I sought out help with the CMHA about five years ago. I was apprehensive at first, but once I settled in, it was much easier to open up about my struggles, and I was on the road to a healthier and happier me. At that point I had been two years clean from cocaine, and a year off of all meds. As you may know, those are the times when you feel you are invincible, but you don’t realize how vulnerable you still are…You are a work in progress, with much work still left to be done and many answers you have yet to fully understand. There is a lot of shame, guilt, and embarrassment attached to mental illness. For as much progress and awareness that has been made in the field of mental health, there is still a very heavy stigma attached to it. As I spent more time with the people at CMHA, I realized that I didn’t have to be afraid of that stigma, because they weren’t there to judge me. They were there to listen. They cared deeply, and still do.
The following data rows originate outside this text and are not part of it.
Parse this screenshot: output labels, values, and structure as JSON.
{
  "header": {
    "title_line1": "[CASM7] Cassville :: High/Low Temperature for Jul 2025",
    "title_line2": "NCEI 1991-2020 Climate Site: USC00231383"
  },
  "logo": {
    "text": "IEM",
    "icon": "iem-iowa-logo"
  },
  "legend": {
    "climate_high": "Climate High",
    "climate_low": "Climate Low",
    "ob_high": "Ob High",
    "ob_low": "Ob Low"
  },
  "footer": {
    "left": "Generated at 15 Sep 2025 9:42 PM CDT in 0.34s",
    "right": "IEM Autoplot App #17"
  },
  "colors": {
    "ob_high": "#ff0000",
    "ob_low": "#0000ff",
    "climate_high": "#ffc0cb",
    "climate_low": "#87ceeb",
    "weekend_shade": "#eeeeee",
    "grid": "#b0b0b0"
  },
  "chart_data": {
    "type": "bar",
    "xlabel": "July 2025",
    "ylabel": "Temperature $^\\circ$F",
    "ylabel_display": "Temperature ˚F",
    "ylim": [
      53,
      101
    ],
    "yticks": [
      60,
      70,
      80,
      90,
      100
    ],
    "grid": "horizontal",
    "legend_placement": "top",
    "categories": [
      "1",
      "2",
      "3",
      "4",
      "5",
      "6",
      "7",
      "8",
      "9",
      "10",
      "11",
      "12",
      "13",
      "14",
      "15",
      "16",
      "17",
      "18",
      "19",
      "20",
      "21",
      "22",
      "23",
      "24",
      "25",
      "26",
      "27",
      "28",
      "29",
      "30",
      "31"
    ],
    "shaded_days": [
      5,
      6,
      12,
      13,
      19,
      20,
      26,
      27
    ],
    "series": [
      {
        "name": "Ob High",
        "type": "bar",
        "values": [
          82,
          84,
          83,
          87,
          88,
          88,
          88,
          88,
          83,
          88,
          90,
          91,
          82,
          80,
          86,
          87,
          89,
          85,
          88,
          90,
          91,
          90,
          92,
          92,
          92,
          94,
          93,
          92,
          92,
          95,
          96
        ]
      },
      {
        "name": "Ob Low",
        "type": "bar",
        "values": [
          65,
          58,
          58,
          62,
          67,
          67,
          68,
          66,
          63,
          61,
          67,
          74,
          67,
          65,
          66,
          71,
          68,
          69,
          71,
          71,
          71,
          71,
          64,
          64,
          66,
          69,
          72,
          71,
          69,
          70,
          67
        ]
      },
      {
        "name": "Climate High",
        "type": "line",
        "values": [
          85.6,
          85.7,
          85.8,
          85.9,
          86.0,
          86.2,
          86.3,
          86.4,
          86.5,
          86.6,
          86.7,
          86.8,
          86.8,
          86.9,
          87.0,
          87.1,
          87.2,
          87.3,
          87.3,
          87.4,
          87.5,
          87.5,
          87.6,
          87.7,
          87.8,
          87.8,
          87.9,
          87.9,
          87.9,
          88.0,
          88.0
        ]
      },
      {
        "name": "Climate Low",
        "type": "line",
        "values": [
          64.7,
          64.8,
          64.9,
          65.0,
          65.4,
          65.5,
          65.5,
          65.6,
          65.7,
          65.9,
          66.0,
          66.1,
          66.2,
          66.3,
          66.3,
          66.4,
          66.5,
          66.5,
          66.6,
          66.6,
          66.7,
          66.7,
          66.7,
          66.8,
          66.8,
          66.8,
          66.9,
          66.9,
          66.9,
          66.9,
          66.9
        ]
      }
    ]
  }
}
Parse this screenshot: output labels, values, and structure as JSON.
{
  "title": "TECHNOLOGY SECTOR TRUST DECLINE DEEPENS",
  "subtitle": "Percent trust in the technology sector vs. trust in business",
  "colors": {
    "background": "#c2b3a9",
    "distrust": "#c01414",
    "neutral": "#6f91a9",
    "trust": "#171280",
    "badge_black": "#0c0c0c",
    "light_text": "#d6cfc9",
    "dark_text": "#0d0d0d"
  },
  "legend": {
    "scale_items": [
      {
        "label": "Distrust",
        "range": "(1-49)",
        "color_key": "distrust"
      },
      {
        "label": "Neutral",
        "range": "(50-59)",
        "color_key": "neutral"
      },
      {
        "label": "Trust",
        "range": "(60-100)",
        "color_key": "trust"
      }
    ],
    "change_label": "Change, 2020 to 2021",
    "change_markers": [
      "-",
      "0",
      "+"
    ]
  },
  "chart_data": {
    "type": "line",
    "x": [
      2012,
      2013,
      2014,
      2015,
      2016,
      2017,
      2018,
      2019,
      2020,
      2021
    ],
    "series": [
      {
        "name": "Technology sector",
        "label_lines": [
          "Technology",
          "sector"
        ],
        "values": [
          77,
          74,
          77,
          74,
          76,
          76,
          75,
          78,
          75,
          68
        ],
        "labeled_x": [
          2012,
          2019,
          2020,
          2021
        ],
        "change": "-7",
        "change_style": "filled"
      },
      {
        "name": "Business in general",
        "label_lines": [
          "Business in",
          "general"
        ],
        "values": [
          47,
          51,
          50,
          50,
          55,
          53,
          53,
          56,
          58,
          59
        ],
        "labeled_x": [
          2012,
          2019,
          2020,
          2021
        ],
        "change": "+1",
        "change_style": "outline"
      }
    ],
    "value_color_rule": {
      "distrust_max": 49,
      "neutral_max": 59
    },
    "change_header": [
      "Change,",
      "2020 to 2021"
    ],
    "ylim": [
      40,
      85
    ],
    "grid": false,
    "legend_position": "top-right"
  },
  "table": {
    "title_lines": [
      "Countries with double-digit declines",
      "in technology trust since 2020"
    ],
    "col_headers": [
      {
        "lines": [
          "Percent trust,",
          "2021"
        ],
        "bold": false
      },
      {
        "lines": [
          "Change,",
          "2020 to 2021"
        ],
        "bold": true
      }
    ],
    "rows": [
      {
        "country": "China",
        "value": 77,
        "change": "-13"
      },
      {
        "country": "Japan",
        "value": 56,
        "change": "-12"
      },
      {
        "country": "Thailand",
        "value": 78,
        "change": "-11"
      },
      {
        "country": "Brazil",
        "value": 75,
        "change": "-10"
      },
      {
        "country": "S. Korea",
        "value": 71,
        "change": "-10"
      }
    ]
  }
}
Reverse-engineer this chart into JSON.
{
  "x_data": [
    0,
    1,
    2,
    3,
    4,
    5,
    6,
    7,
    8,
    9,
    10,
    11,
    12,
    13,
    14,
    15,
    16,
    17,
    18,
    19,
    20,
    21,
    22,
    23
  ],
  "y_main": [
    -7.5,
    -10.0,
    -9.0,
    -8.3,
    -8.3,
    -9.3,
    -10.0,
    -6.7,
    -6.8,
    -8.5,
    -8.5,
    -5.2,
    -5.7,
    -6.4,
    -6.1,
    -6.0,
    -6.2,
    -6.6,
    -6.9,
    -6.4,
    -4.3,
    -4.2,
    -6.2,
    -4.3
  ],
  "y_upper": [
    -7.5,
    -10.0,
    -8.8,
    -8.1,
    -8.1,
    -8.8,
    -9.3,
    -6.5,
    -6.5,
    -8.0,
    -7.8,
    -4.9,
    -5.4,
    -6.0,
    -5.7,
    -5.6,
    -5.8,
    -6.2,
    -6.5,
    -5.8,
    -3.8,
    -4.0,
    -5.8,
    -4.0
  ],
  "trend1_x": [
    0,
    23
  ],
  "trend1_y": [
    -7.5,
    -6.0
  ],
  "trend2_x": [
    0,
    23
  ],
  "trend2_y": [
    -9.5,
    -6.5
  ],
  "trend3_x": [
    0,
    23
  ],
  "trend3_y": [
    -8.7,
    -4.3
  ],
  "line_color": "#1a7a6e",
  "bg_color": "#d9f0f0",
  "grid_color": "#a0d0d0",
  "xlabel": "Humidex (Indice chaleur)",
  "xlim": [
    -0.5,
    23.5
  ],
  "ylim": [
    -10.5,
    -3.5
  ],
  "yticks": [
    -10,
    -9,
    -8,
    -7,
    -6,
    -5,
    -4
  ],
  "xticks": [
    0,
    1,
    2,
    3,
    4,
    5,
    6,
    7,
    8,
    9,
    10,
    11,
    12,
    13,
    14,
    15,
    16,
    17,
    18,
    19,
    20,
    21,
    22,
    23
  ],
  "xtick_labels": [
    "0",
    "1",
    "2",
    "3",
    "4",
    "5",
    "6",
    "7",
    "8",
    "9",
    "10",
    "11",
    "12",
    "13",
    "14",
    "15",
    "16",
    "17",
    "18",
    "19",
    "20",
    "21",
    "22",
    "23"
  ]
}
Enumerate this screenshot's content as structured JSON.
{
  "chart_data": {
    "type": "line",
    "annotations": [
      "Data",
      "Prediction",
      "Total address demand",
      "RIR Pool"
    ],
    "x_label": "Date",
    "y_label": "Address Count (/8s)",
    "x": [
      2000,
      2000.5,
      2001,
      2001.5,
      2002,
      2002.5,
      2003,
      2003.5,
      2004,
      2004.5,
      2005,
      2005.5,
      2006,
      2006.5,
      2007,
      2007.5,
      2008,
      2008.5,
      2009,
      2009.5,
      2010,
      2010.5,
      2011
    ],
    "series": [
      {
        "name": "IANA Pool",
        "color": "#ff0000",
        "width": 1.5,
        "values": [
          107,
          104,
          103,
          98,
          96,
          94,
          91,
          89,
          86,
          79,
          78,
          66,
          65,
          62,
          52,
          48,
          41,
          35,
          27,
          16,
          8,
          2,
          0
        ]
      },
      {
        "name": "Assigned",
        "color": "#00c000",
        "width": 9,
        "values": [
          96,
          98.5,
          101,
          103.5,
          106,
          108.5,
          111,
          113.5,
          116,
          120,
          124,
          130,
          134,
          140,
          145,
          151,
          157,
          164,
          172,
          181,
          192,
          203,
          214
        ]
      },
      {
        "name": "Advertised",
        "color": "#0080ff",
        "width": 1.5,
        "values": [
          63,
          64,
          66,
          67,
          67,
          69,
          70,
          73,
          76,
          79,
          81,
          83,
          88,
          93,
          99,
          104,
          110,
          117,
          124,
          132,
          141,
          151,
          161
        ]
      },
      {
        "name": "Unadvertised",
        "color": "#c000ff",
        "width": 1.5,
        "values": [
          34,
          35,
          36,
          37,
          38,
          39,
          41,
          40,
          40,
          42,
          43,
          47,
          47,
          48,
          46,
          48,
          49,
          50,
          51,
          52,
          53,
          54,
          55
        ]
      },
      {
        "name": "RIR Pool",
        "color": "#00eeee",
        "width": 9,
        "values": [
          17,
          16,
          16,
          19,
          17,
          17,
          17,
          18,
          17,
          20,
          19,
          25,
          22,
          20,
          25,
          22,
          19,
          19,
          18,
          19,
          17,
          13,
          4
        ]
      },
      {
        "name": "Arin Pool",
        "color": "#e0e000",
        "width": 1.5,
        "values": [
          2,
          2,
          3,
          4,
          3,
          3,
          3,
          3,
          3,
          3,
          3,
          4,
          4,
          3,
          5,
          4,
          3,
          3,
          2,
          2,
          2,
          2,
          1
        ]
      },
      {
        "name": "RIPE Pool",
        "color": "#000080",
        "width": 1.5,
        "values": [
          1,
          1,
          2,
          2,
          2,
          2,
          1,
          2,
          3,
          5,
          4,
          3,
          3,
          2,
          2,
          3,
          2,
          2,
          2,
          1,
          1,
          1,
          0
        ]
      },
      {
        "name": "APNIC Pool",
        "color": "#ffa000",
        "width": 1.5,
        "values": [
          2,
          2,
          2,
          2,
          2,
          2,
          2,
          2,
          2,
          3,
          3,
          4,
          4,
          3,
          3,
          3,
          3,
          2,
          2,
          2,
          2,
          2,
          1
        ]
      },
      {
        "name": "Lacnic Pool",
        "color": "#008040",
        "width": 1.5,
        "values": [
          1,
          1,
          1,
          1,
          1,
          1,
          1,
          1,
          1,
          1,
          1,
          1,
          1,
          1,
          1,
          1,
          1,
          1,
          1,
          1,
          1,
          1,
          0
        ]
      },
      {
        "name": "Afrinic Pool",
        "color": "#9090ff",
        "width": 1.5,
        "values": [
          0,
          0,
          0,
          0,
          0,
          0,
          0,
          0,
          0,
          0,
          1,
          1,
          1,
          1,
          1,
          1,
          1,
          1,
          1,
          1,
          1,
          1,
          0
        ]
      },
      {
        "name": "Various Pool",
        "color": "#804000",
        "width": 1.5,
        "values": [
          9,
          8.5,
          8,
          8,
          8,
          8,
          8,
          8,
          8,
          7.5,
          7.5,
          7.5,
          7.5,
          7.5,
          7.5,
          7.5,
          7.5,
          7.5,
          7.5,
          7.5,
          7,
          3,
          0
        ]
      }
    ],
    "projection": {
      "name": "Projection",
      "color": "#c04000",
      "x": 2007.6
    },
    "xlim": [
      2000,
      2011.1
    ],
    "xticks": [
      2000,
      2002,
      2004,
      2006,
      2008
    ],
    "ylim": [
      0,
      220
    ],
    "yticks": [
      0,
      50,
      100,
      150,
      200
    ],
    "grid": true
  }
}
So these are the salad days for me…When I can remember how bad it got and how well and fine-tuned I was when I came out the other side scarred but smarter. And I certainly would not have gotten this far had it not been for the support I received from two specific people in the CMHA community. I don’t need to name names, but they certainly know who they are.

Inspiration on any level is what drives me to think that I can do and say great things in the mental health community. I am hoping to get involved in the speakers bureau sooner than later, because I do feel I can contribute a lot of positivity about the very sensitive subject of mental health. This is what I like to refer to as “Learning how to smile.” My four year culmination of random thoughts and constant opinions that seems to fall to the wayside far too often only to rear it’s glorious little head when my ambition and passion defeats all the fear. There are days when I can take control of it and some days it aggressively takes over me, and that’s when the fun needs to take over. Whatever makes your motor move forward without fear, doubt, or shame, do what needs to be done. Be the kindest person you can be, or be mean. But keep your heart and mind pure…Express it with unmerciful honesty and confidence border-lining on arrogance. Anything less is nothing but a compromise which rarely works in your favor. Compromise only works with the best intentions, but it’s just another victim…A fabrication of the rotten truth. And if others judge you for the choices you make or the words you say, let them. They don’t want to learn, and you can’t make them listen. But those who listen, cherish them, but don’t rely on them to think for you.

My opinions are my own. The only thing I can judge or trust is my own common sense regarding what I know about people like me. And, right now, feeling and acting a little weird is the best way for me to get that kind of stuff done faster. It’s not for everyone, but that’s the point…To find what works best for you. When I reached out to the CMHA, I got the guidance I was looking for, but I knew the answers and the choices were up to me. I had to figure it out, but I needed a point in the right direction. And the hardest part of all is reaching out and making that first step. I did that a long time ago, and I am a better person for it. Now, I am sort of part of the team. Being a part of the client and family advisory committee gives me the opportunity to help others in understanding the struggles, the fear, and eventually, the answers to many of the questions we all have from time to time. I am looking forward to helping out as much as I can, and one day getting more involved in the CMHA community…but for now, good enough is most certainly enough.